A1AT ERT is currently not accessible in all countries and currently not available in the UK. In addition, it is difficult to achieve sufficiently sustained tissue levels using current therapies, which may in part be responsible for the modest clinical efficacy observed so far.
Other attractive targets for gene therapy include cardiovascular diseases and blood disorders, particularly blood clotting deficiencies such as Haemophilia (A and B), von Willebrand disease and Factor VII deficiency.

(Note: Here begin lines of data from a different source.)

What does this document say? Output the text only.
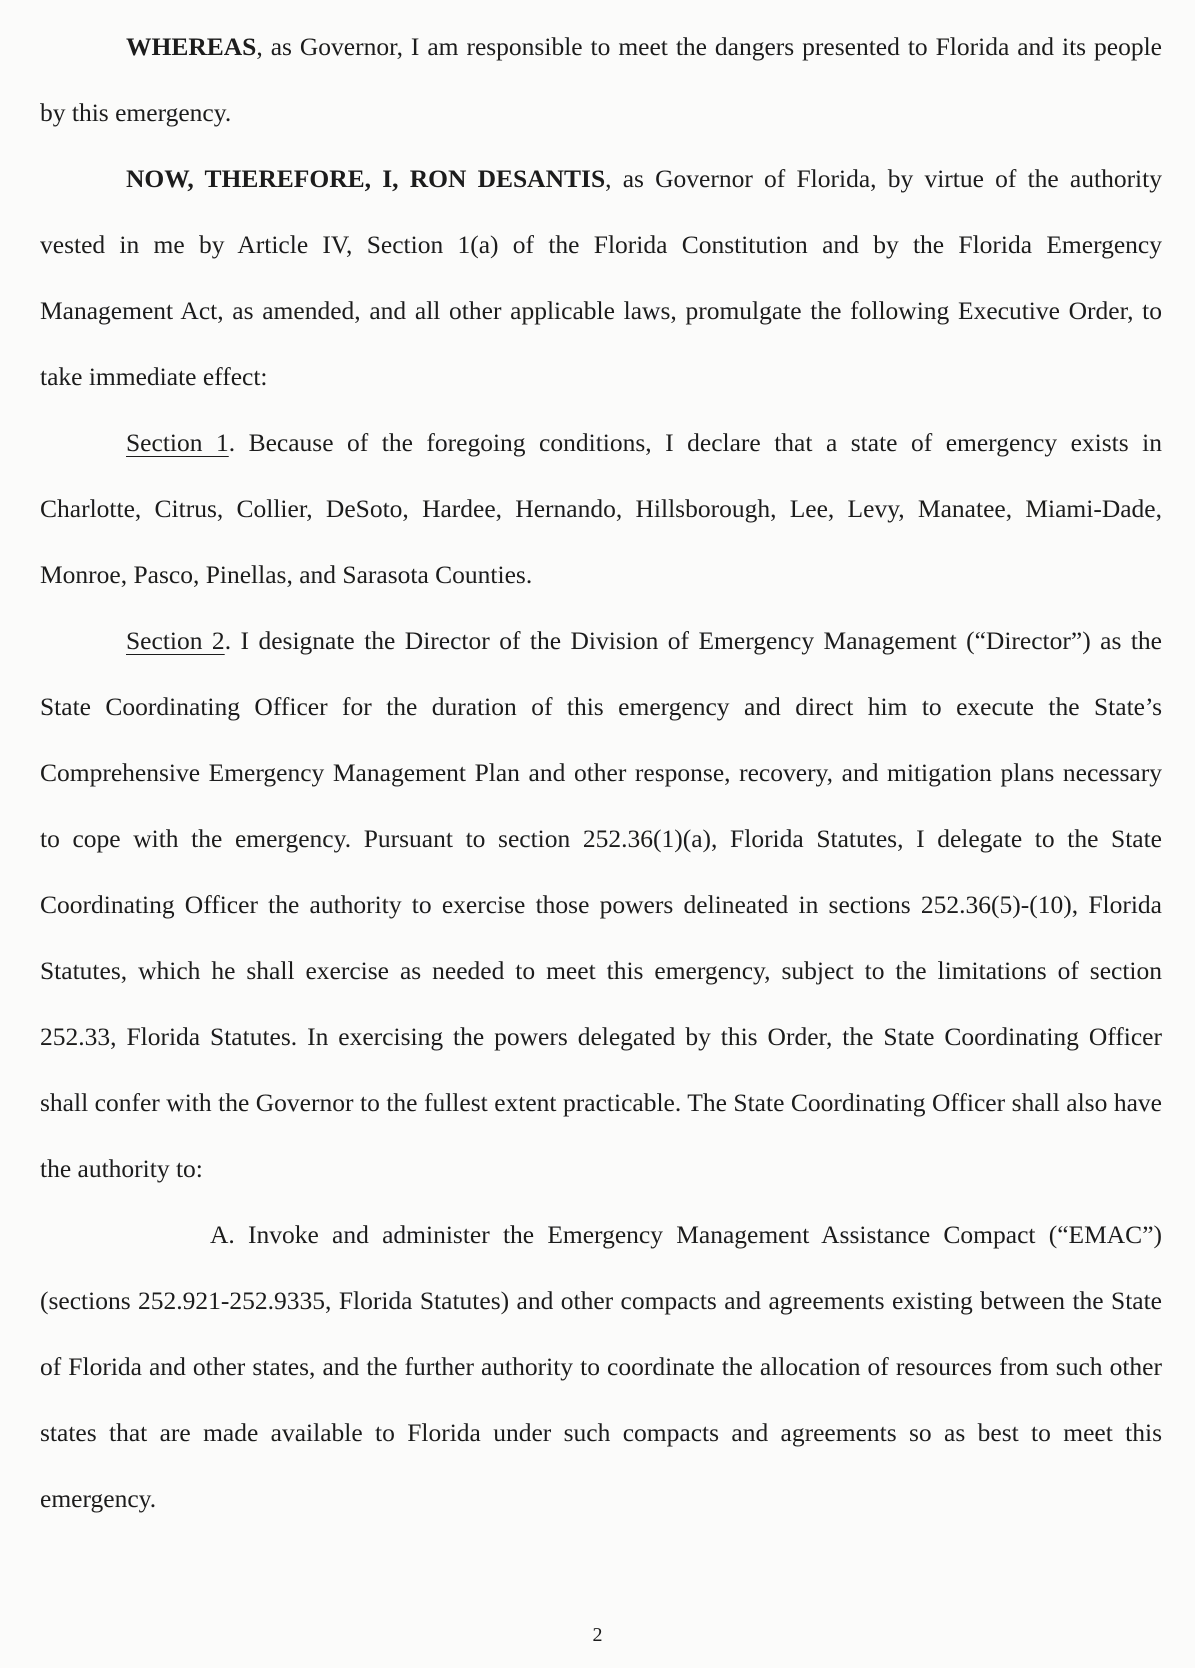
WHEREAS, as Governor, I am responsible to meet the dangers presented to Florida and its people by this emergency.

NOW, THEREFORE, I, RON DESANTIS, as Governor of Florida, by virtue of the authority vested in me by Article IV, Section 1(a) of the Florida Constitution and by the Florida Emergency Management Act, as amended, and all other applicable laws, promulgate the following Executive Order, to take immediate effect:

Section 1. Because of the foregoing conditions, I declare that a state of emergency exists in Charlotte, Citrus, Collier, DeSoto, Hardee, Hernando, Hillsborough, Lee, Levy, Manatee, Miami-Dade, Monroe, Pasco, Pinellas, and Sarasota Counties.

Section 2. I designate the Director of the Division of Emergency Management (“Director”) as the State Coordinating Officer for the duration of this emergency and direct him to execute the State’s Comprehensive Emergency Management Plan and other response, recovery, and mitigation plans necessary to cope with the emergency. Pursuant to section 252.36(1)(a), Florida Statutes, I delegate to the State Coordinating Officer the authority to exercise those powers delineated in sections 252.36(5)-(10), Florida Statutes, which he shall exercise as needed to meet this emergency, subject to the limitations of section 252.33, Florida Statutes. In exercising the powers delegated by this Order, the State Coordinating Officer shall confer with the Governor to the fullest extent practicable. The State Coordinating Officer shall also have the authority to:

A. Invoke and administer the Emergency Management Assistance Compact (“EMAC”) (sections 252.921-252.9335, Florida Statutes) and other compacts and agreements existing between the State of Florida and other states, and the further authority to coordinate the allocation of resources from such other states that are made available to Florida under such compacts and agreements so as best to meet this emergency.

2
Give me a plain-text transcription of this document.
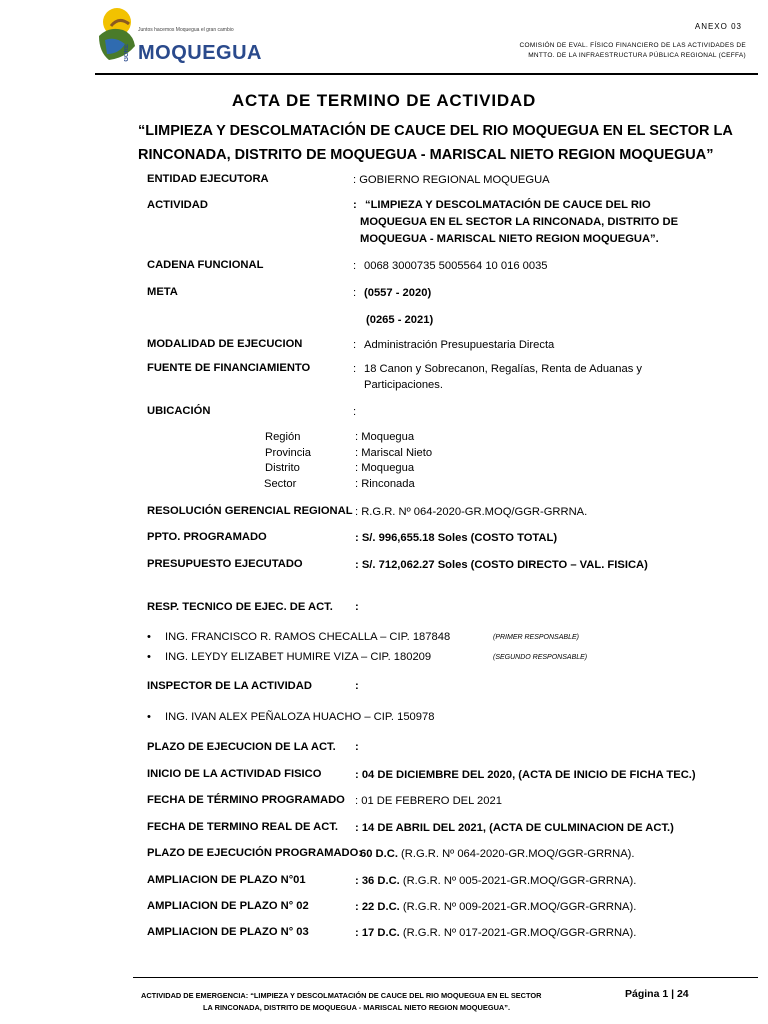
Juntos hacemos Moquegua el gran cambio
GORE MOQUEGUA
ANEXO 03
COMISIÓN DE EVAL. FÍSICO FINANCIERO DE LAS ACTIVIDADES DE
MNTTO. DE LA INFRAESTRUCTURA PÚBLICA REGIONAL (CEFFA)
ACTA DE TERMINO DE ACTIVIDAD
“LIMPIEZA Y DESCOLMATACIÓN DE CAUCE DEL RIO MOQUEGUA EN EL SECTOR LA RINCONADA, DISTRITO DE MOQUEGUA - MARISCAL NIETO REGION MOQUEGUA”
ENTIDAD EJECUTORA	: GOBIERNO REGIONAL MOQUEGUA
ACTIVIDAD	: “LIMPIEZA Y DESCOLMATACIÓN DE CAUCE DEL RIO MOQUEGUA EN EL SECTOR LA RINCONADA, DISTRITO DE MOQUEGUA - MARISCAL NIETO REGION MOQUEGUA”.
CADENA FUNCIONAL	: 0068 3000735 5005564 10 016 0035
META	: (0557 - 2020)
(0265 - 2021)
MODALIDAD DE EJECUCION	: Administración Presupuestaria Directa
FUENTE DE FINANCIAMIENTO	: 18 Canon y Sobrecanon, Regalías, Renta de Aduanas y
Participaciones.
UBICACIÓN	:
Región	: Moquegua
Provincia	: Mariscal Nieto
Distrito	: Moquegua
Sector	: Rinconada
RESOLUCIÓN GERENCIAL REGIONAL : R.G.R. Nº 064-2020-GR.MOQ/GGR-GRRNA.
PPTO. PROGRAMADO	: S/. 996,655.18 Soles (COSTO TOTAL)
PRESUPUESTO EJECUTADO	: S/. 712,062.27 Soles (COSTO DIRECTO – VAL. FISICA)
RESP. TECNICO DE EJEC. DE ACT. :
• ING. FRANCISCO R. RAMOS CHECALLA – CIP. 187848	(PRIMER RESPONSABLE)
• ING. LEYDY ELIZABET HUMIRE VIZA – CIP. 180209	(SEGUNDO RESPONSABLE)
INSPECTOR DE LA ACTIVIDAD	:
• ING. IVAN ALEX PEÑALOZA HUACHO – CIP. 150978
PLAZO DE EJECUCION DE LA ACT. :
INICIO DE LA ACTIVIDAD FISICO	: 04 DE DICIEMBRE DEL 2020, (ACTA DE INICIO DE FICHA TEC.)
FECHA DE TÉRMINO PROGRAMADO : 01 DE FEBRERO DEL 2021
FECHA DE TERMINO REAL DE ACT. : 14 DE ABRIL DEL 2021, (ACTA DE CULMINACION DE ACT.)
PLAZO DE EJECUCIÓN PROGRAMADO:
60 D.C. (R.G.R. Nº 064-2020-GR.MOQ/GGR-GRRNA).
AMPLIACION DE PLAZO N°01	: 36 D.C. (R.G.R. Nº 005-2021-GR.MOQ/GGR-GRRNA).
AMPLIACION DE PLAZO N° 02	: 22 D.C. (R.G.R. Nº 009-2021-GR.MOQ/GGR-GRRNA).
AMPLIACION DE PLAZO N° 03	: 17 D.C. (R.G.R. Nº 017-2021-GR.MOQ/GGR-GRRNA).
ACTIVIDAD DE EMERGENCIA: “LIMPIEZA Y DESCOLMATACIÓN DE CAUCE DEL RIO MOQUEGUA EN EL SECTOR
LA RINCONADA, DISTRITO DE MOQUEGUA - MARISCAL NIETO REGION MOQUEGUA”.
Página 1 | 24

Haemophilia, particularly Haemophilia A, is an attractive target for gene therapy. Haemophilia A is an inherited bleeding disorder caused by a deficiency or mutation of Factor VIII (FVIII). Its inheritance is sex-linked, with almost all patients being male. Bleeding is typically into the joints. Bleeding into the muscle, mucosal tissue and central nervous system (CNS) is uncommon but can occur. Disease severity is inversely proportional to the level of FVIII: less than 1% (<0.01 IU/ml) results in severe disease, with bleeding after minimal injury; between 1-5% (0.01 IU/ml-0.05 IU/ml) causes moderate disease, with bleeding after mild injury; and greater than 5% (>0.05 IU/ml) causes mild disease, with bleeding only after significant trauma or surgery.
There is accordingly a need for a gene therapy vector that is able to circumvent one or more of the problems described above.